Lihat ke Halaman Asli

Reza P

Sarjana Hubungan Internasional Universitas Diponegoro

Kultur "Over-Baper" yang Harus di Musnahkan bagi Seluruh Penikmat Film

Diperbarui: 25 Mei 2022   22:18

Kompasiana adalah platform blog. Konten ini menjadi tanggung jawab bloger dan tidak mewakili pandangan redaksi Kompas.

Sosbud. Sumber ilustrasi: KOMPAS.com/Pesona Indonesia

Penonton film yang menormalisasi kultur over-baper itu katrok sih. Mereka gabisa ngebedain peran seorang Aktor sebagai pesandiwara didepan layar dan Aktor sebagai seorang manusia biasa diluar layar.

Boomingnya sinetron Ikatan Cinta salah satunya disebabkan oleh kuatnya chemistry antara karakter Andin (Amanda Manopo) dan mas Al (Arya Saloka) yang sukses ngebuat baper ibu-ibu di seluruh belantara Nusantara. 

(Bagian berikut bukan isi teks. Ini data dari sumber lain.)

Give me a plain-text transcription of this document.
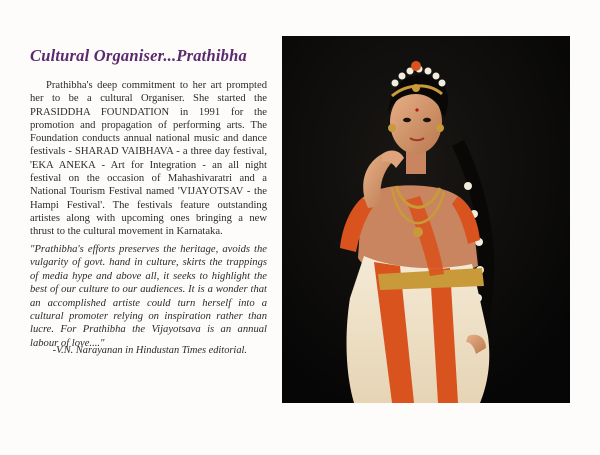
Cultural Organiser...Prathibha
Prathibha's deep commitment to her art prompted her to be a cultural Organiser. She started the PRASIDDHA FOUNDATION in 1991 for the promotion and propagation of performing arts. The Foundation conducts annual national music and dance festivals - SHARAD VAIBHAVA - a three day festival, 'EKA ANEKA - Art for Integration - an all night festival on the occasion of Mahashivaratri and a National Tourism Festival named 'VIJAYOTSAV - the Hampi Festival'. The festivals feature outstanding artistes along with upcoming ones bringing a new thrust to the cultural movement in Karnataka.
"Prathibha's efforts preserves the heritage, avoids the vulgarity of govt. hand in culture, skirts the trappings of media hype and above all, it seeks to highlight the best of our culture to our audiences. It is a wonder that an accomplished artiste could turn herself into a cultural promoter relying on inspiration rather than lucre. For Prathibha the Vijayotsava is an annual labour of love...."
-V.N. Narayanan in Hindustan Times editorial.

Terlepas dari isu perselingkuhan yang melanda dua aktor top tanah air itu, ada satu hal yang ngebuat saya miris. Hal tersebut dikarenakan oleh tingkah laku jahat beberapa Penonton yang mendoakan agar Arya segera cerai dengan istrinya, harapan mereka adalah Arya bisa menikahi Amanda di dunia nyata persis seperti yang terjadi di layar kaca.

Sinyal senada datang dari serial Wedding Agreement, para Penonton mendorong perjodohan antara mas Bian (Refal Hady) dan Tari (Indah Permatasari) agar menikah di dunia nyata. Padahal sebagaimana yang diketahui, Indah telah resmi dipersunting oleh Komika asal Wakatobi, Arie Kriting.

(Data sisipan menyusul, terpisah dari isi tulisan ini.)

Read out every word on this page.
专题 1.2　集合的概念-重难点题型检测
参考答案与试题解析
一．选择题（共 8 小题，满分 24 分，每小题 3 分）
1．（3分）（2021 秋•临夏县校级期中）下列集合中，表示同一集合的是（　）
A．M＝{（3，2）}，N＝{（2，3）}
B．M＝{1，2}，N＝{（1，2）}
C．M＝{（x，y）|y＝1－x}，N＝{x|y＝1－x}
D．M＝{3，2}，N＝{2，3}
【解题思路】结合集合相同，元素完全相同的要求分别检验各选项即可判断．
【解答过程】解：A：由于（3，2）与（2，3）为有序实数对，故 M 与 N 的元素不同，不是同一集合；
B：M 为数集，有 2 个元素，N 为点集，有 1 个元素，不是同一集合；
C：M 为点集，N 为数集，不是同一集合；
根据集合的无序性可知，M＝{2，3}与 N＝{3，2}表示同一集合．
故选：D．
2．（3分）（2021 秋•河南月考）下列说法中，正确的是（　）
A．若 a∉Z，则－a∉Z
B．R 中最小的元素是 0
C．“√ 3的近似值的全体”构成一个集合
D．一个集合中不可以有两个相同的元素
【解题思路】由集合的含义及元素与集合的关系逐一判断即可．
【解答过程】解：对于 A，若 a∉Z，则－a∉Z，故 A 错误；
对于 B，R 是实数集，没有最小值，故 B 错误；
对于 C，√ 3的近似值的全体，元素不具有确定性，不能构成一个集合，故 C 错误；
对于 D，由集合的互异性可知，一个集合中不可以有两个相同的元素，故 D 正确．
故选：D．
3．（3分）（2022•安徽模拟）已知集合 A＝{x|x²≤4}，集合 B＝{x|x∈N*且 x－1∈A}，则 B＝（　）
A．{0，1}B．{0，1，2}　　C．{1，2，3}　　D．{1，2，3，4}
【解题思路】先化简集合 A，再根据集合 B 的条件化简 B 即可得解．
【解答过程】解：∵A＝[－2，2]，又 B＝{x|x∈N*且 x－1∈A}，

Kultur Penonton yang over baper ini kerap kali terjadi di tengah-tengah kita semua. Tentu kita masih ingat bagaimana respon Penonton terhadap Han So Hee pada saat dirinya memerankan karakter Yeo Da-Kyung dalam series The World of the Married. 

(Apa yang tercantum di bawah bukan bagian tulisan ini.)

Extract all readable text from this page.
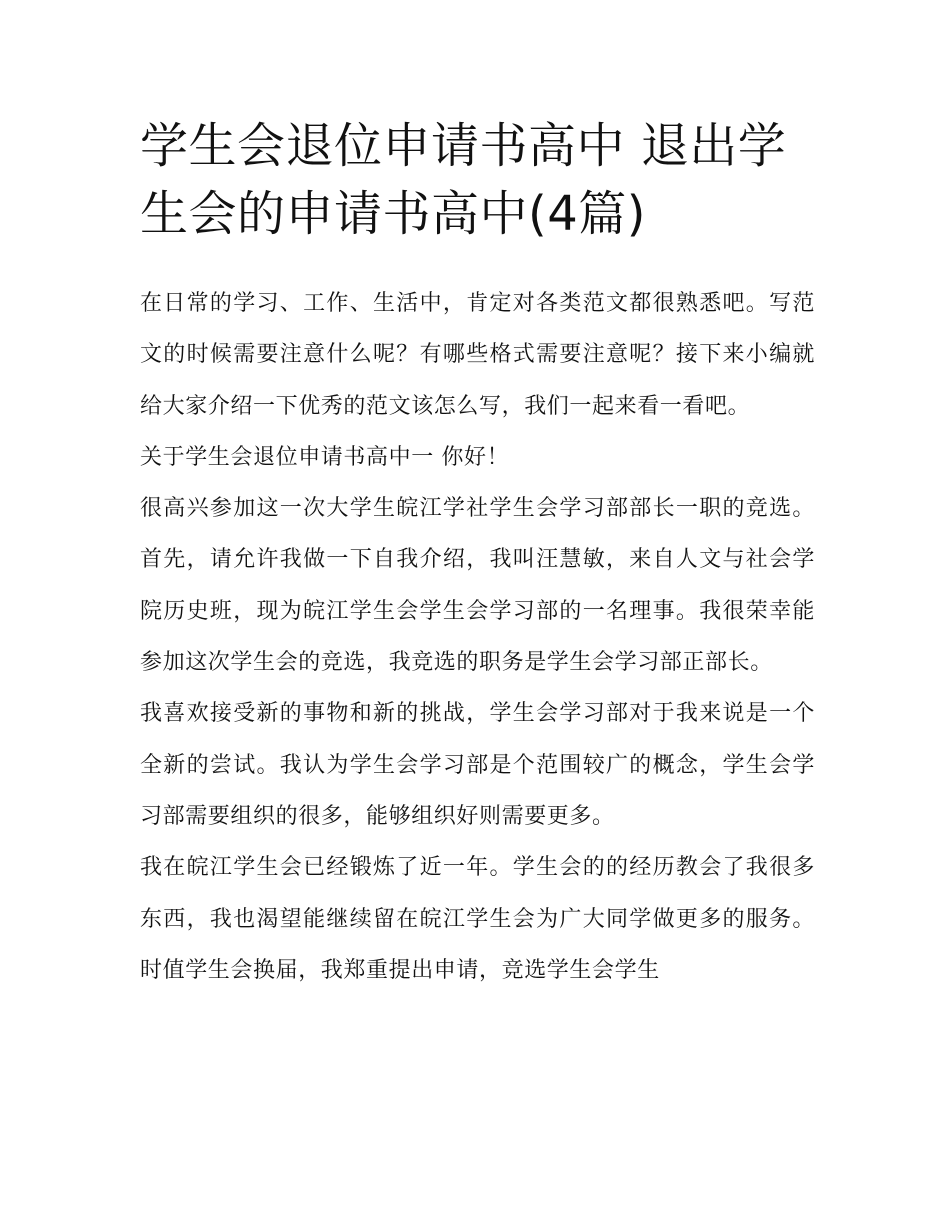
学生会退位申请书高中 退出学生会的申请书高中(4篇)

在日常的学习、工作、生活中，肯定对各类范文都很熟悉吧。写范文的时候需要注意什么呢？有哪些格式需要注意呢？接下来小编就给大家介绍一下优秀的范文该怎么写，我们一起来看一看吧。

关于学生会退位申请书高中一 你好！

很高兴参加这一次大学生皖江学社学生会学习部部长一职的竞选。首先，请允许我做一下自我介绍，我叫汪慧敏，来自人文与社会学院历史班，现为皖江学生会学生会学习部的一名理事。我很荣幸能参加这次学生会的竞选，我竞选的职务是学生会学习部正部长。

我喜欢接受新的事物和新的挑战，学生会学习部对于我来说是一个全新的尝试。我认为学生会学习部是个范围较广的概念，学生会学习部需要组织的很多，能够组织好则需要更多。

我在皖江学生会已经锻炼了近一年。学生会的的经历教会了我很多东西，我也渴望能继续留在皖江学生会为广大同学做更多的服务。时值学生会换届，我郑重提出申请，竞选学生会学生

Komentar media sosialnya dipenuhi oleh berbagai hujatan para Penonton yang menghina dirinya dengan sebutan ‘pelakor’ dan ucapan-ucapan serapah lainnya, untungnya So Hee nanggepinnya dengan bijak. 

Kejadian serupa juga menimpa Reza Rahardian pada saat dirinya melakoni serial Layangan Putus, sosok yang memerankan sebagai mas Aris tersebut bahkan sempat mengaku bahwa dirinya pernah ditegur secara langsung oleh orang gak dikenal sebagai dampak atas berperan sebagai tukang selingkuh yang cukup jahat.

Nah ini nih yang mau saya bahas di dalam tulisan ini, soal kebaperan yang over dalam menanggapi karya film. Emang bener sih, tingkat ‘kebaperan’ Penonton terhadap suatu film merupakan tolak ukur kesuksesan film itu sendiri di khalayak publik. 

Semakin banyak yang baper, notabennya film akan menuai banyak perhatian dari masyarakat dan berpotensi merangkul jumlah Penonton yang masif. 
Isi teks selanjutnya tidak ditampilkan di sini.